You are given a string $ A $ consisting of `(`, `x`, `)`. You can perform the following two types of operations on $ A $ any number of times in any order. - Choose one occurrence of the substring `(xx)` in $ A $ and replace it with `xx`. - Choose one occurrence of the substring `xx` in $ A $ and replace it with `(xx)`. You are given a string $ B $ consisting of `(`, `x`, `)`. Determine whether you can make $ A $ equal to $ B $ . You are given $ T $ test cases; solve each of them. What is a substring A **substring** of $ S $ is a string obtained by deleting zero or more characters from the beginning and zero or more characters from the end of $ S $ . For example, `ab` is a substring of `abc`, but `ac` is not a substring of `abc`.

The input is given from Standard Input in the following format: > $ T $ $ \mathrm{case}_1 $ $ \mathrm{case}_2 $ $ \vdots $ $ \mathrm{case}_T $ Each test case is given in the following format: > $ A $ $ B $

Output $ T $ lines. The $ i $ -th line should contain the answer to the $ i $ -th test case. For each test case, output `Yes` if you can make $ A $ equal to $ B $ , and `No` otherwise.

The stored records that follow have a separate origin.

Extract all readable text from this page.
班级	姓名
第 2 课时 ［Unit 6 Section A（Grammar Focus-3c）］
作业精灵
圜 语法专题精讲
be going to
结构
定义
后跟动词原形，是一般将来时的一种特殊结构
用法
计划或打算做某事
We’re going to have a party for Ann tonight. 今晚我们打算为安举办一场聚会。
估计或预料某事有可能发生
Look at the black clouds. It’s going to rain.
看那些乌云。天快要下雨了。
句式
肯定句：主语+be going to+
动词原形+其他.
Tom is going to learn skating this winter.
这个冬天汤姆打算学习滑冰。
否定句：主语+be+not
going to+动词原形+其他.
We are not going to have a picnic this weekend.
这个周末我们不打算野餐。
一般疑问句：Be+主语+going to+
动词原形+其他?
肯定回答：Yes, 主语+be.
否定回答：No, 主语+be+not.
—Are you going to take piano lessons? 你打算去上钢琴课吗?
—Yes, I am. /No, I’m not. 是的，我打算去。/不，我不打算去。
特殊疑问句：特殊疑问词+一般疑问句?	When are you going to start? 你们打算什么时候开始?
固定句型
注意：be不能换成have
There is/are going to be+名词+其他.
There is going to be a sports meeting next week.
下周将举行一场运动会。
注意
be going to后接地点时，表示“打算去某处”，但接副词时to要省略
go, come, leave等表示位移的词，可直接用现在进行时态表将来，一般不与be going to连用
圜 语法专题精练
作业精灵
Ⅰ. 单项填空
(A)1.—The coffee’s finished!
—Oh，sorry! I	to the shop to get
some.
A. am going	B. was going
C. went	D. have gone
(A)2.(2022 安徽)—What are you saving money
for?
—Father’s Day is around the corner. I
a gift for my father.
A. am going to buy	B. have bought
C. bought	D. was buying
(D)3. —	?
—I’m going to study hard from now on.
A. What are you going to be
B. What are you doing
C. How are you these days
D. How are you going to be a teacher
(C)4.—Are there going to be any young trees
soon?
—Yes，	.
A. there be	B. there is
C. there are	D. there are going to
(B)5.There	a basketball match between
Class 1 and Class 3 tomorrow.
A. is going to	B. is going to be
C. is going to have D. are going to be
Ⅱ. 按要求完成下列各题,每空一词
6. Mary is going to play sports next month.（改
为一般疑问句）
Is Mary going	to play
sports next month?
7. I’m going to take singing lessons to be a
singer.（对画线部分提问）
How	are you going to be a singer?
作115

### Sample Explanation 1 For example, in the first test case, you can make $ A $ equal to $ B $ by the following procedure: - Replace the `(xx)` from the $ 1 $ st through $ 4 $ th characters of $ A $ with `xx`. After this operation, $ A $ is `xxx`. - Replace the `xx` from the $ 2 $ nd through $ 3 $ rd characters of $ A $ with `(xx)`. After this operation, $ A $ is `x(xx)`. ### Constraints - $ 1 \leq T \leq 3 \times 10^5 $ - $ A $ and $ B $ are strings of length between $ 1 $ and $ 2\times 10^6 $ , inclusive, consisting of `(`, `x`, `)`. - The sum of $ |A| + |B| $ over all test cases is at most $ 2 \times 10^6 $ (where $ |A| $ denotes the length of $ A $ ).